Mais les cas ne manquent pas dans lesquels les affinités ont pu entraver le rendu d'un jugement impartial par le juge. Un juge a ainsi pu accorder à un délinquant des circonstances atténuantes afin d'alléger sa peine, alors qu'elles ne semblaient pas se justifier dans le cas d'espèce238(*).

Les diverses lenteurs judiciaires peuvent ainsi trouver un terrain d'explication si on les lie à l'environnement socioculturel du juge. En effet, dans le but de protéger une connaissance, le juge peut retarder au maximum le prononcé de sa décision et porter en l'espèce un coup important au droit à la justice d'un tiers ou même dans l'hypothèse contraire, traiter avec célérité le dossier d'un affilié pour lui éviter les conséquences néfastes des lenteurs judiciaires239(*).

Les influences socioculturelles ne sont pas les seuls obstacles susceptibles d'affecter la protection des droits par le juge judiciaire. Un obstacle structurel lié à l'influence du pouvoir exécutif participe également de cette limitation du rôle du juge judiciaire camerounais.

En effet, selon le texte constitutionnel, le président de la République est le garant de l'indépendance de la magistrature. Il a le pouvoir de nomination des magistrats, conformément à l'article 37 alinéa 3 de la loi fondamentale. Cette faculté de nommer et de révoquer les magistrats selon sa seule conscience est un facteur non négligeable hypothéquant le principe d'une indépendance réelle de la magistrature camerounaise. La problématique de l'indépendance du pouvoir judiciaire vis-à-vis du pouvoir exécutif semble posée : comment, alors qu'ils peuvent être saisis et dessaisis d'une affaire par une autorité autre qu'eux-mêmes, les juges peuvent-ils exercer leur mission de dire le droit en toute quiétude ? Le chef de l'Etat camerounais n'est-il pas le véritable supérieur hiérarchique de la totalité des magistrats ? Ceux-ci vivent en conséquence dans la société camerounaise avec une épée de Damoclès au-dessus de la tête, la peur de l'affectation disciplinaire dans un coin reculé de l'Etat, isolé du pouvoir central.

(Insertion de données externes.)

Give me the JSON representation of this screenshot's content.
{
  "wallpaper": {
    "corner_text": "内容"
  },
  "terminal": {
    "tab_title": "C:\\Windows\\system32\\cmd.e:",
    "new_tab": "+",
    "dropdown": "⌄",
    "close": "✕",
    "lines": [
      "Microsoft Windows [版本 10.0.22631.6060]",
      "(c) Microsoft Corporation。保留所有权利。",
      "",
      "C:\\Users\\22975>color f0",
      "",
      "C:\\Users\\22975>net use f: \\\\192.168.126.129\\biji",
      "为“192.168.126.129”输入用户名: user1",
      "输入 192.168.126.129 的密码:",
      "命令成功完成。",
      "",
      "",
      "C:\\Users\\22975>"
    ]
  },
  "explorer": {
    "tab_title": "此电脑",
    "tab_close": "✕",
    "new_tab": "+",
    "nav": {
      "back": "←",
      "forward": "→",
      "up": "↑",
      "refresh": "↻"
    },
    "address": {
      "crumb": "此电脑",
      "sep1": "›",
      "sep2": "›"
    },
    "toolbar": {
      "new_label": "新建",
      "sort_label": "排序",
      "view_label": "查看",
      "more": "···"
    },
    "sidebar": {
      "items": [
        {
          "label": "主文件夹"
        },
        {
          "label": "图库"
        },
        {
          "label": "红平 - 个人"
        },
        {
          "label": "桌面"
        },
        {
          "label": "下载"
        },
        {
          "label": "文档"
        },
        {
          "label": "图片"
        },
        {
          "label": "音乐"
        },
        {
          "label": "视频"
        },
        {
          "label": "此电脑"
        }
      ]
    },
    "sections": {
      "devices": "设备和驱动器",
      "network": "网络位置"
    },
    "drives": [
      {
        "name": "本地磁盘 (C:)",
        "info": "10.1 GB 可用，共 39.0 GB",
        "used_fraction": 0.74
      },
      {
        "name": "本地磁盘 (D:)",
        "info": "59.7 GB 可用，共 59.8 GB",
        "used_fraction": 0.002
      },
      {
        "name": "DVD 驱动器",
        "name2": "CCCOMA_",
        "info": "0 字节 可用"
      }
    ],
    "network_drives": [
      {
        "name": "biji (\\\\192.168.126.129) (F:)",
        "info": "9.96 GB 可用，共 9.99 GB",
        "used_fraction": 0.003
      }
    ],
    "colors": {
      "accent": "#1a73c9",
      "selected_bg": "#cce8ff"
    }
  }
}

On comprend dès lors qu'ils soient assujettis au pouvoir exécutif, du moins de manière partielle et ne s'opposent pas à lui de façon ouverte240(*). Il serait donc souhaitable que dans l'ordre juridique camerounais soit consacré le principe de l'inamovibilité des magistrats du siège comme cela est le cas dans les systèmes juridiques béninois et français241(*). Disparaîtraient ainsi de leur esprit la crainte d'une sanction par le supérieur hiérarchique242(*) ou la volonté d'obtenir une promotion en faisant preuve de favoritisme.

Les droits fondamentaux verraient ainsi s'écarter un écueil susceptible de fragiliser leur protection par le juge judiciaire.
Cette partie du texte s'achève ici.